Cuaca buruk yang berujung banjir di berbagai wilayah Jabodetabek masih menjadi perhatian utama. Badan Meteorologi, Klimatologi, dan Geofisika (BMKG) mengungkapkan hingga kapan kondisi ekstrem ini akan berlangsung dan apa yang menjadi pemicunya.
Banjir Jabodetabek Akibat Cuaca Ekstrem
Pada Selasa (4/3), beberapa wilayah di Jabodetabek terendam air akibat curah hujan yang sangat tinggi serta kondisi atmosfer yang mendukung peningkatan intensitas hujan. BMKG menyatakan bahwa potensi cuaca ekstrem masih akan terus berlanjut hingga pertengahan Maret, khususnya hingga tanggal 20.
Kepala BMKG Dwikorita Karnawati menjelaskan bahwa meskipun dalam beberapa hari ke depan intensitas hujan diperkirakan akan sedikit berkurang, namun akan kembali meningkat memasuki dasarian kedua Maret.
“Karena fenomenanya masih akan berlanjut meskipun akan mengalami penurunan sebentar, namun kemudian nampaknya puncaknya di tanggal 11 [Maret]. Jadi berangsur-angsur meningkat lagi, sehingga kemungkinan akan ekstrem lagi,” ujar Dwikorita dalam konferensi pers virtual, Selasa (4/3).

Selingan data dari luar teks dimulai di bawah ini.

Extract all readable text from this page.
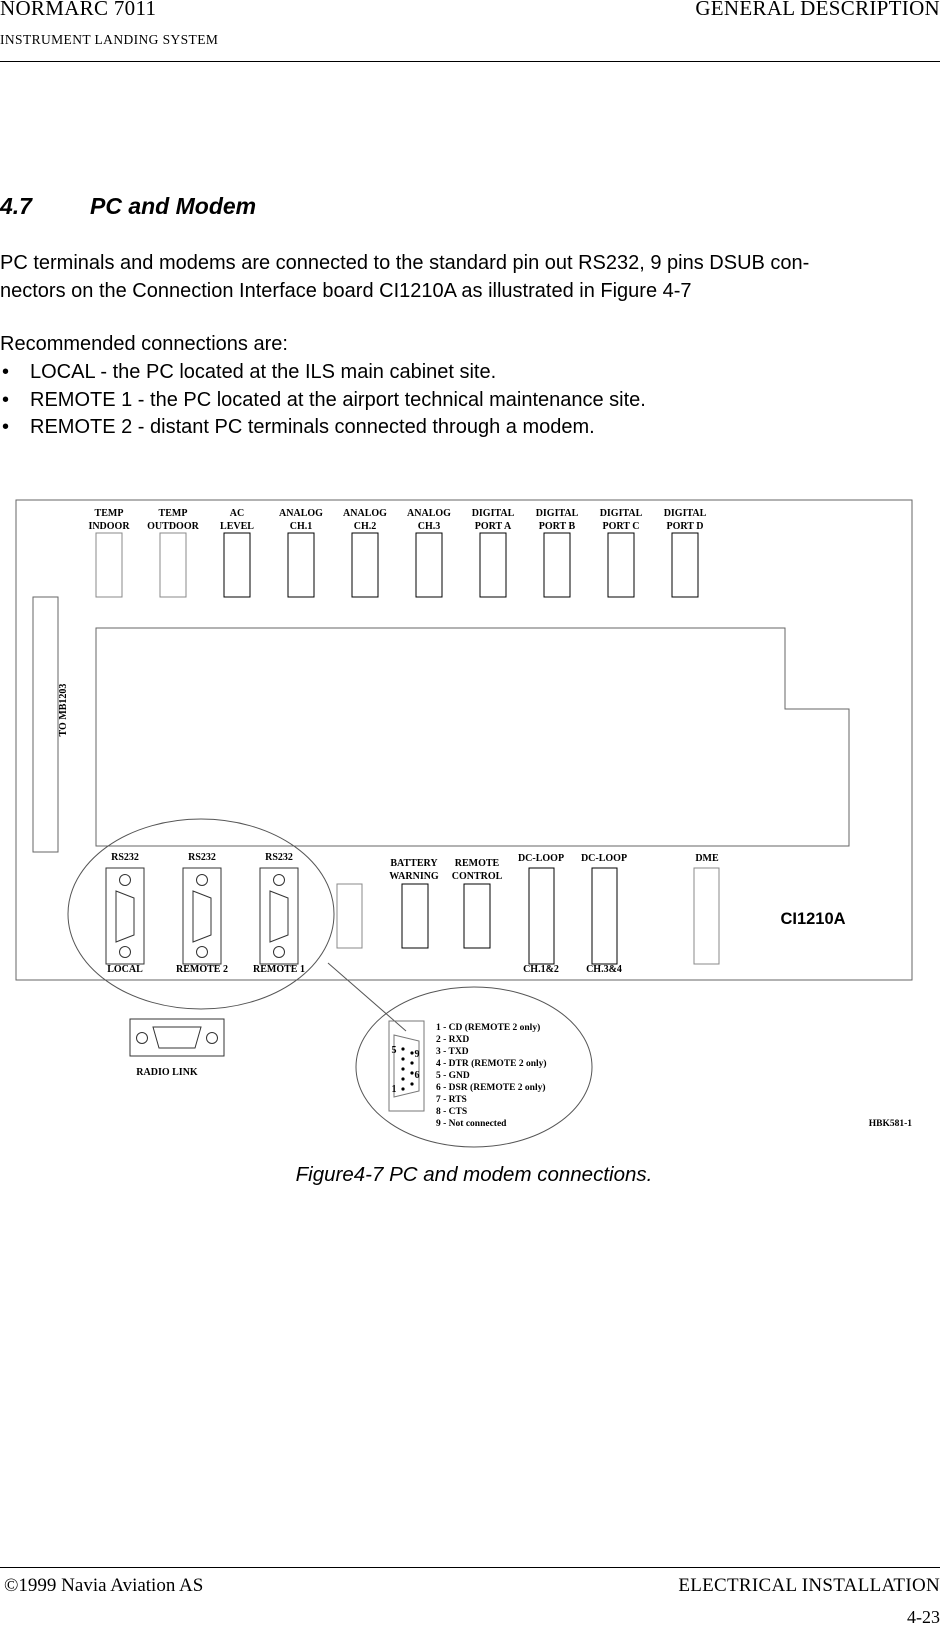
NORMARC 7011
INSTRUMENT LANDING SYSTEM
GENERAL DESCRIPTION
4.7	PC and Modem
PC terminals and modems are connected to the standard pin out RS232, 9 pins DSUB con-
nectors on the Connection Interface board CI1210A as illustrated in Figure 4-7
Recommended connections are:
• LOCAL - the PC located at the ILS main cabinet site.
• REMOTE 1 - the PC located at the airport technical maintenance site.
• REMOTE 2 - distant PC terminals connected through a modem.
TO MB1203
TEMP
INDOOR
TEMP
OUTDOOR
AC
LEVEL
ANALOG
CH.1
ANALOG
CH.2
ANALOG
CH.3
DIGITAL
PORT A
DIGITAL
PORT B
DIGITAL
PORT C
DIGITAL
PORT D
RS232	RS232	RS232
LOCAL	REMOTE 2	REMOTE 1
BATTERY
WARNING
REMOTE
CONTROL
DC-LOOP DC-LOOP
CH.1&2	CH.3&4
DME
CI1210A
RADIO LINK
5 9
6
1
1 - CD (REMOTE 2 only)
2 - RXD
3 - TXD
4 - DTR (REMOTE 2 only)
5 - GND
6 - DSR (REMOTE 2 only)
7 - RTS
8 - CTS
9 - Not connected	HBK581-1
Figure4-7 PC and modem connections.
©1999 Navia Aviation AS	ELECTRICAL INSTALLATION
4-23
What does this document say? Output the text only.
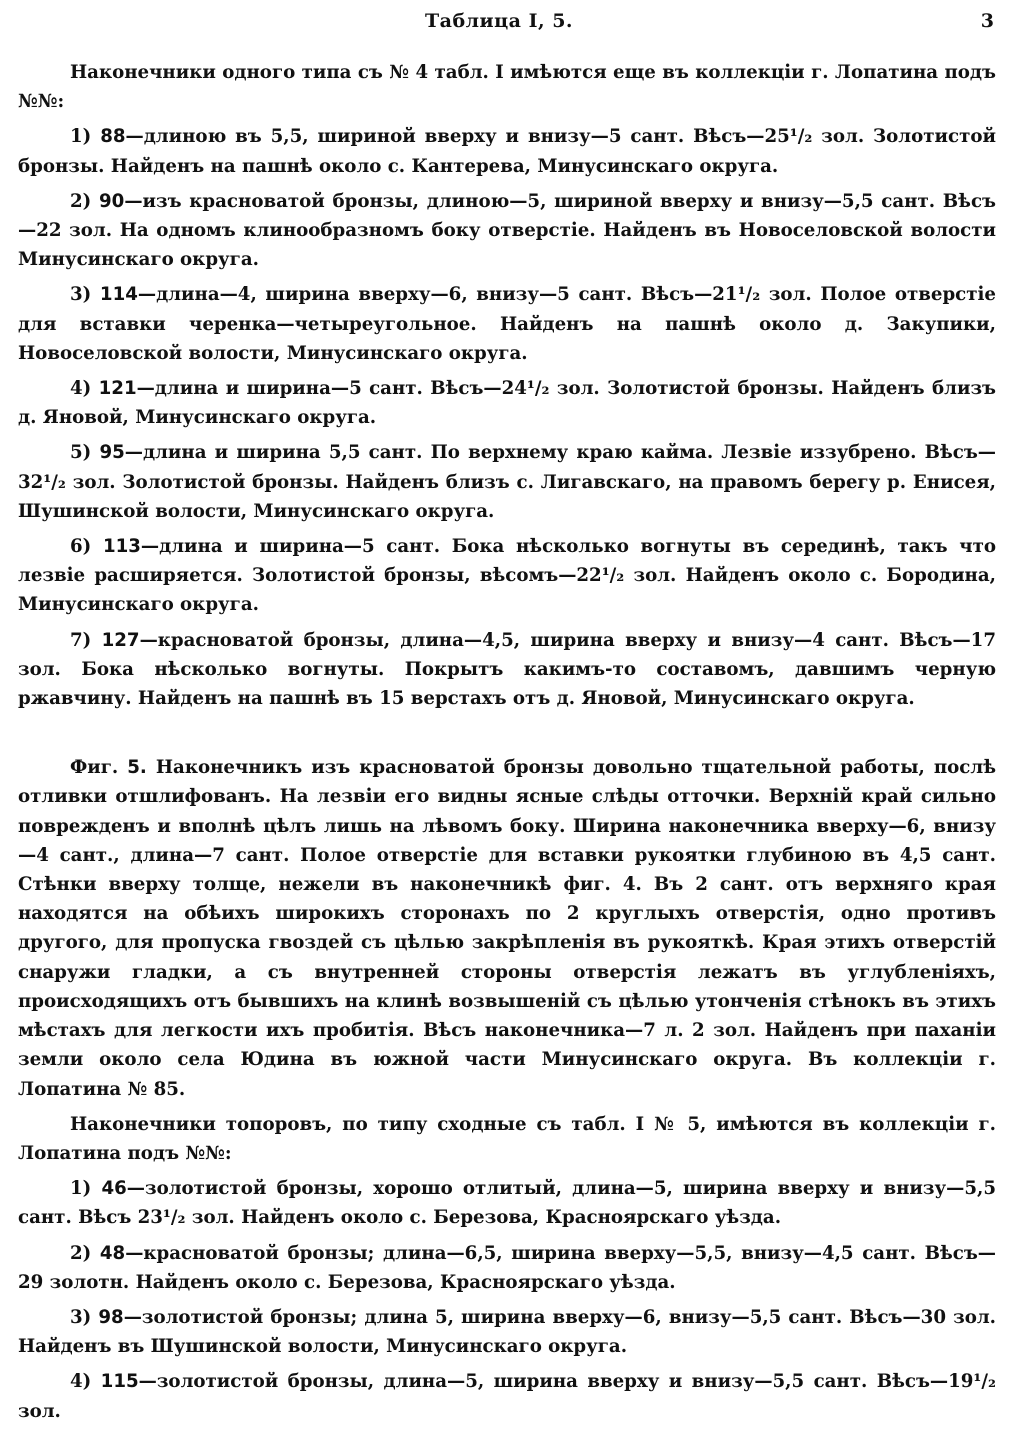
Таблица I, 5.	3

Наконечники одного типа съ № 4 табл. I имѣются еще въ коллекціи г. Лопатина подъ №№:

1) 88—длиною въ 5,5, шириной вверху и внизу—5 сант. Вѣсъ—25¹/₂ зол. Золотистой бронзы. Найденъ на пашнѣ около с. Кантерева, Минусинскаго округа.

2) 90—изъ красноватой бронзы, длиною—5, шириной вверху и внизу—5,5 сант. Вѣсъ—22 зол. На одномъ клинообразномъ боку отверстіе. Найденъ въ Новоселовской волости Минусинскаго округа.

3) 114—длина—4, ширина вверху—6, внизу—5 сант. Вѣсъ—21¹/₂ зол. Полое отверстіе для вставки черенка—четыреугольное. Найденъ на пашнѣ около д. Закупики, Новоселовской волости, Минусинскаго округа.

4) 121—длина и ширина—5 сант. Вѣсъ—24¹/₂ зол. Золотистой бронзы. Найденъ близъ д. Яновой, Минусинскаго округа.

5) 95—длина и ширина 5,5 сант. По верхнему краю кайма. Лезвіе иззубрено. Вѣсъ—32¹/₂ зол. Золотистой бронзы. Найденъ близъ с. Лигавскаго, на правомъ берегу р. Енисея, Шушинской волости, Минусинскаго округа.

6) 113—длина и ширина—5 сант. Бока нѣсколько вогнуты въ серединѣ, такъ что лезвіе расширяется. Золотистой бронзы, вѣсомъ—22¹/₂ зол. Найденъ около с. Бородина, Минусинскаго округа.

7) 127—красноватой бронзы, длина—4,5, ширина вверху и внизу—4 сант. Вѣсъ—17 зол. Бока нѣсколько вогнуты. Покрытъ какимъ-то составомъ, давшимъ черную ржавчину. Найденъ на пашнѣ въ 15 верстахъ отъ д. Яновой, Минусинскаго округа.

Фиг. 5. Наконечникъ изъ красноватой бронзы довольно тщательной работы, послѣ отливки отшлифованъ. На лезвіи его видны ясные слѣды отточки. Верхній край сильно поврежденъ и вполнѣ цѣлъ лишь на лѣвомъ боку. Ширина наконечника вверху—6, внизу—4 сант., длина—7 сант. Полое отверстіе для вставки рукоятки глубиною въ 4,5 сант. Стѣнки вверху толще, нежели въ наконечникѣ фиг. 4. Въ 2 сант. отъ верхняго края находятся на обѣихъ широкихъ сторонахъ по 2 круглыхъ отверстія, одно противъ другого, для пропуска гвоздей съ цѣлью закрѣпленія въ рукояткѣ. Края этихъ отверстій снаружи гладки, а съ внутренней стороны отверстія лежатъ въ углубленіяхъ, происходящихъ отъ бывшихъ на клинѣ возвышеній съ цѣлью утонченія стѣнокъ въ этихъ мѣстахъ для легкости ихъ пробитія. Вѣсъ наконечника—7 л. 2 зол. Найденъ при паханіи земли около села Юдина въ южной части Минусинскаго округа. Въ коллекціи г. Лопатина № 85.

Наконечники топоровъ, по типу сходные съ табл. I № 5, имѣются въ коллекціи г. Лопатина подъ №№:

1) 46—золотистой бронзы, хорошо отлитый, длина—5, ширина вверху и внизу—5,5 сант. Вѣсъ 23¹/₂ зол. Найденъ около с. Березова, Красноярскаго уѣзда.

2) 48—красноватой бронзы; длина—6,5, ширина вверху—5,5, внизу—4,5 сант. Вѣсъ—29 золотн. Найденъ около с. Березова, Красноярскаго уѣзда.

3) 98—золотистой бронзы; длина 5, ширина вверху—6, внизу—5,5 сант. Вѣсъ—30 зол. Найденъ въ Шушинской волости, Минусинскаго округа.

4) 115—золотистой бронзы, длина—5, ширина вверху и внизу—5,5 сант. Вѣсъ—19¹/₂ зол.
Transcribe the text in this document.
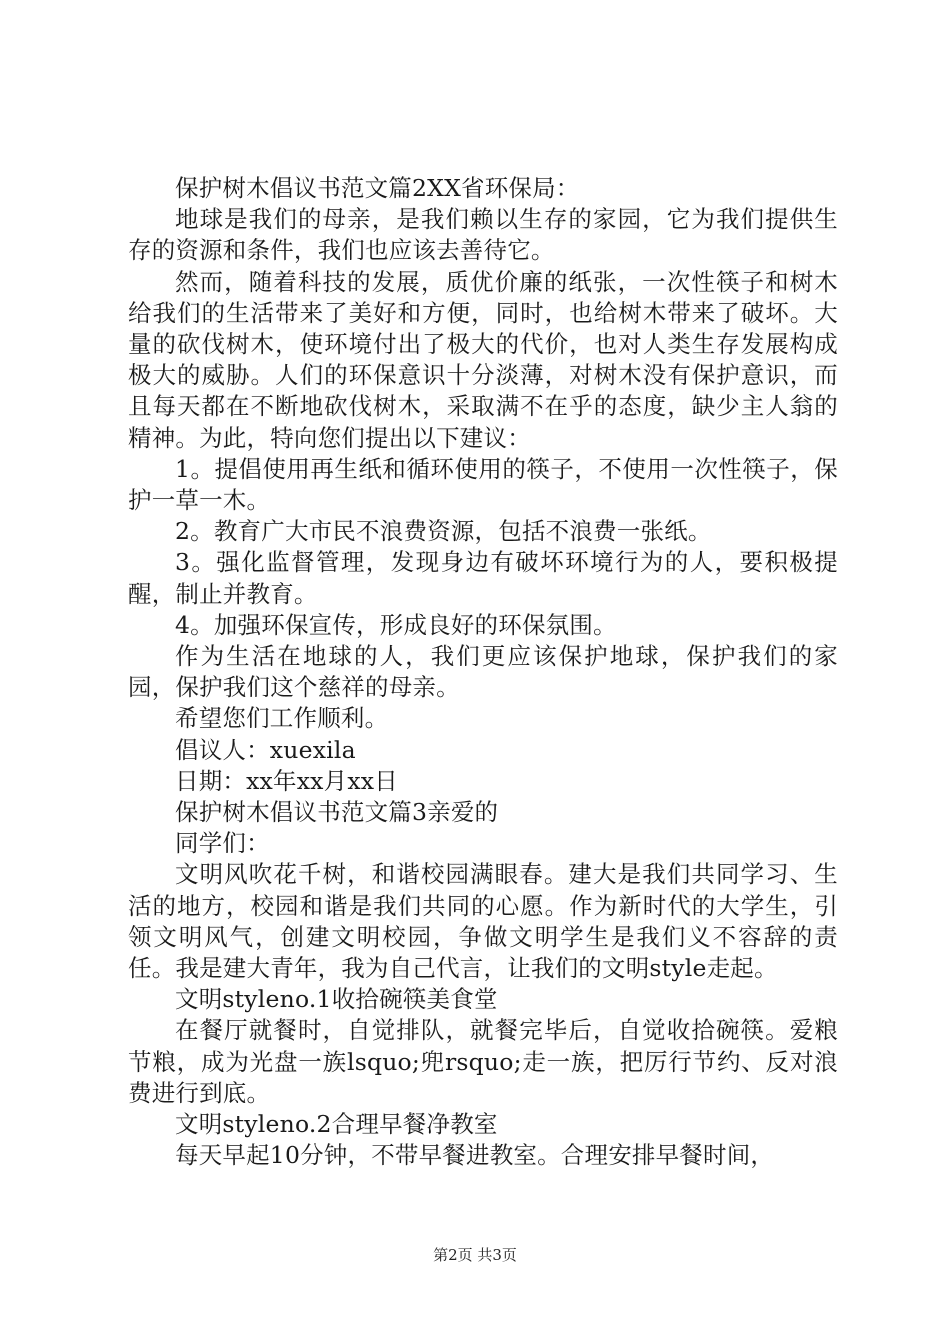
保护树木倡议书范文篇2XX省环保局：

地球是我们的母亲，是我们赖以生存的家园，它为我们提供生存的资源和条件，我们也应该去善待它。

然而，随着科技的发展，质优价廉的纸张，一次性筷子和树木给我们的生活带来了美好和方便，同时，也给树木带来了破坏。大量的砍伐树木，使环境付出了极大的代价，也对人类生存发展构成极大的威胁。人们的环保意识十分淡薄，对树木没有保护意识，而且每天都在不断地砍伐树木，采取满不在乎的态度，缺少主人翁的精神。为此，特向您们提出以下建议：

1。提倡使用再生纸和循环使用的筷子，不使用一次性筷子，保护一草一木。

2。教育广大市民不浪费资源，包括不浪费一张纸。

3。强化监督管理，发现身边有破坏环境行为的人，要积极提醒，制止并教育。

4。加强环保宣传，形成良好的环保氛围。

作为生活在地球的人，我们更应该保护地球，保护我们的家园，保护我们这个慈祥的母亲。

希望您们工作顺利。

倡议人：xuexila

日期：xx年xx月xx日

保护树木倡议书范文篇3亲爱的

同学们：

文明风吹花千树，和谐校园满眼春。建大是我们共同学习、生活的地方，校园和谐是我们共同的心愿。作为新时代的大学生，引领文明风气，创建文明校园，争做文明学生是我们义不容辞的责任。我是建大青年，我为自己代言，让我们的文明style走起。

文明styleno.1收拾碗筷美食堂

在餐厅就餐时，自觉排队，就餐完毕后，自觉收拾碗筷。爱粮节粮，成为光盘一族lsquo;兜rsquo;走一族，把厉行节约、反对浪费进行到底。

文明styleno.2合理早餐净教室

每天早起10分钟，不带早餐进教室。合理安排早餐时间，

第2页 共3页
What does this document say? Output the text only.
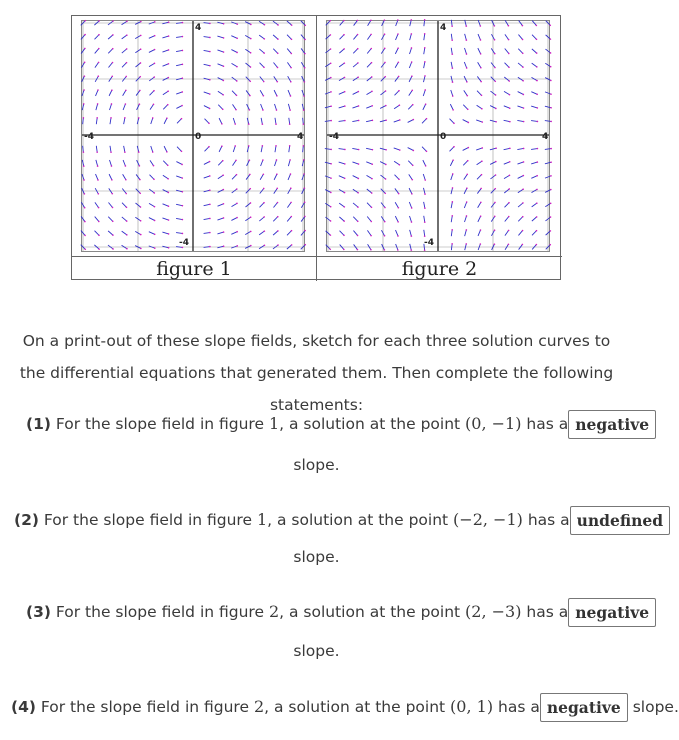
4
-4
-4	4
0
figure 1
4
-4
-4	4
0
figure 2
On a print-out of these slope fields, sketch for each three solution curves to the differential equations that generated them. Then complete the following statements:
(1) For the slope field in figure 1, a solution at the point (0, −1) has a negative
slope.
(2) For the slope field in figure 1, a solution at the point (−2, −1) has a undefined
slope.
(3) For the slope field in figure 2, a solution at the point (2, −3) has a negative
slope.
(4) For the slope field in figure 2, a solution at the point (0, 1) has a negative slope.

Berdasarkan analisis yang dilakukan BMKG, puncak hujan lebat yang dapat memicu bencana hidrometeorologi diperkirakan akan terjadi antara 11 hingga 20 Maret.
Dampak Cuaca Ekstrem di Berbagai Wilayah
Dalam laporan Prospek Cuaca Mingguan periode 4-10 Maret 2025, BMKG mencatat beberapa daerah di Indonesia mengalami dampak signifikan akibat hujan deras. Beberapa daerah yang terdampak banjir dan tanah longsor antara lain Jambi, Sumatera Selatan, Jawa Barat, Jawa Tengah, Jawa Timur, NTT, serta Kalimantan Selatan.
“Bencana hidrometeorologi ini masih berpotensi terjadi, terutama di wilayah dengan curah hujan tinggi yang berada di wilayah pesisir dan bertopografi yang curam,” terang BMKG.
Cuaca ekstrem yang menjadi pemicu bencana ini terjadi karena beberapa faktor meteorologi yang mempengaruhi intensitas hujan di berbagai daerah. Faktor tersebut termasuk keberadaan gelombang atmosfer Rossby Ekuatorial, Low Frequency, serta Kelvin yang diperkirakan masih aktif selama sepekan ke depan. Fenomena ini meningkatkan aktivitas konvektif yang memicu pembentukan awan hujan.
Selain itu, sirkulasi siklonik yang terdeteksi di sejumlah perairan Indonesia, seperti Perairan Barat Aceh, Samudra Hindia barat daya Bengkulu, dan Pesisir Papua Selatan, turut berkontribusi terhadap peningkatan curah hujan di beberapa daerah. Faktor lain seperti kondisi labilitas atmosfer yang tinggi juga memicu pembentukan awan hujan yang lebih intens.
“Hal ini mengakibatkan potensi terjadinya hujan dengan intensitas tinggi diperkirakan masih dapat terjadi secara merata di sejumlah daerah,” jelas BMKG.
Prediksi Cuaca dalam Sepekan ke Depan
Deputi Bidang Meteorologi BMKG, Guswanto, menyatakan bahwa keberadaan sirkulasi siklonik ini menyebabkan perlambatan kecepatan angin atau konvergensi di beberapa wilayah perairan, termasuk Laut Natuna, Laut Banda, perairan selatan Sulawesi, Laut Arafuru, dan Maluku. Selain itu, fenomena pertemuan angin (konfluensi) juga terdeteksi di Laut Flores, Laut Banda, Laut Arafuru, hingga Papua bagian selatan.
BMKG memprediksi dalam periode 4-11 Maret 2025, potensi hujan lebat masih akan terjadi di sejumlah wilayah di Indonesia, terutama di bagian barat serta Kepulauan Papua.
Masyarakat diimbau untuk tetap waspada terhadap kemungkinan cuaca ekstrem dan dampaknya, seperti banjir dan tanah longsor, serta terus memantau perkembangan informasi dari BMKG untuk langkah antisipasi yang lebih baik.